Writing Man Pages

The built-in help message system is useful for quick reference, but is too terse for thoroughly documenting command line applications. For this, I recommend that you write a man page and ship it alongside every application that you create.

I recommend that you watch the presentation "Man, ‘splained: 40 Plus Years of Man Page History", by Breanne Boland. It goes into the reasons and best-practices of writing man pages. You can also read the manual page's manual page (run man man) if you like.

Template

Instead of writing a manual page by hand in troff, you can use the following markdown template and run it through pandoc.

---
title: MY-APP
section: 1
header: User Manual
footer: App 1.0.0
date: June 2022
---

# NAME

my-app \- do something

# SYNOPSIS

**`my-app [--option1 <name>] [--option2 <name>] <arg>`**

# DESCRIPTION

An application which does something useful with `<arg>`.

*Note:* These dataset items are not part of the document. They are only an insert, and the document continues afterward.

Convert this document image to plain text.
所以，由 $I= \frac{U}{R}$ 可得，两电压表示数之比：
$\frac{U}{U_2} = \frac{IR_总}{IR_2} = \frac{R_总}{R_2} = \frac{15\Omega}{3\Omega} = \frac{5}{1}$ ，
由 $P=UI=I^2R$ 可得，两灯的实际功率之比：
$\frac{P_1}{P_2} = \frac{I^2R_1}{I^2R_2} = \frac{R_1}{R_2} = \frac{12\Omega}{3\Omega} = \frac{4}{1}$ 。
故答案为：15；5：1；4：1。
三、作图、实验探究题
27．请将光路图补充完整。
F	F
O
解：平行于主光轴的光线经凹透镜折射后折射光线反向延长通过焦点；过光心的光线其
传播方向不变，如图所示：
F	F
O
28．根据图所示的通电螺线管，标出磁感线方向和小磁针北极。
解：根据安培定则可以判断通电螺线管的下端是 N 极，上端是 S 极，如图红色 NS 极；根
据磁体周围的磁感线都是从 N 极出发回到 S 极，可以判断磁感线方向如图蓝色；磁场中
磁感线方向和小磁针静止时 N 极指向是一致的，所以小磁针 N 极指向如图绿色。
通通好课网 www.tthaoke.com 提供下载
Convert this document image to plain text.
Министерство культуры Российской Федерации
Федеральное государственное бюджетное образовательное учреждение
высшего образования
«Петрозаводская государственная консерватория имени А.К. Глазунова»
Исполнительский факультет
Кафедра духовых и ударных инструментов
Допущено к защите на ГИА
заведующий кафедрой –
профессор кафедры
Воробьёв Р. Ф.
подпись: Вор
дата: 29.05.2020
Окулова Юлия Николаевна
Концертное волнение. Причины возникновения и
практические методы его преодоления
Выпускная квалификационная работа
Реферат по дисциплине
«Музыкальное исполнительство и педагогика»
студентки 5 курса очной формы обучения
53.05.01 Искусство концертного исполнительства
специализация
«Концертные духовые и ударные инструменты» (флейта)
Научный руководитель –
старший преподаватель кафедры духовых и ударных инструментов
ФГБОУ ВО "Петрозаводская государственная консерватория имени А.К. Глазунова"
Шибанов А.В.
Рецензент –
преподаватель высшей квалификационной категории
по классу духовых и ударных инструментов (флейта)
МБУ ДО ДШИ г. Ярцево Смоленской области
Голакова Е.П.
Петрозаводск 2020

The description can go into details of what the application does, and can span
multiple paragraphs.

## A subsection

You can use subsections in the description to go into finer details.

# OPTIONS

**`--option1=<string>`**
: An arbitrary string which sets some specific configuration value. Defaults to
some sane value.

**`--option2=<string>`**
: Another arbitrary string which sets some specific configuration value.
Defaults to some sane value.

# EXIT STATUS

Return 0 on success, 1 on error.

# ENVIRONMENT

`MY_APP_VARIABLE`
: Environment variable used by this application.

# FILES

`/etc/my-app.conf`
: This is an important file. Configuration values are read from this file if
they are not specified on the command-line

# EXAMPLES

**An example tells a thousand words.**

```
you can use markdown code sections
```

**Please include at least one example!**

# SEE ALSO

[A reference](https://pandoc.org/)

To preview the page after editing, run:

pandoc -s -f markdown-smart manpage.md -t man | man -l -

(the -smart is necessary here, to avoid converting '--' into an em-dash)

And, once ready, save it as a man page:

pandoc -s -f markdown-smart manpage.md -t man > manpage.1

then finally ship it alongside your application.

Since it's written in markdown, you can also convert to html and make it available online.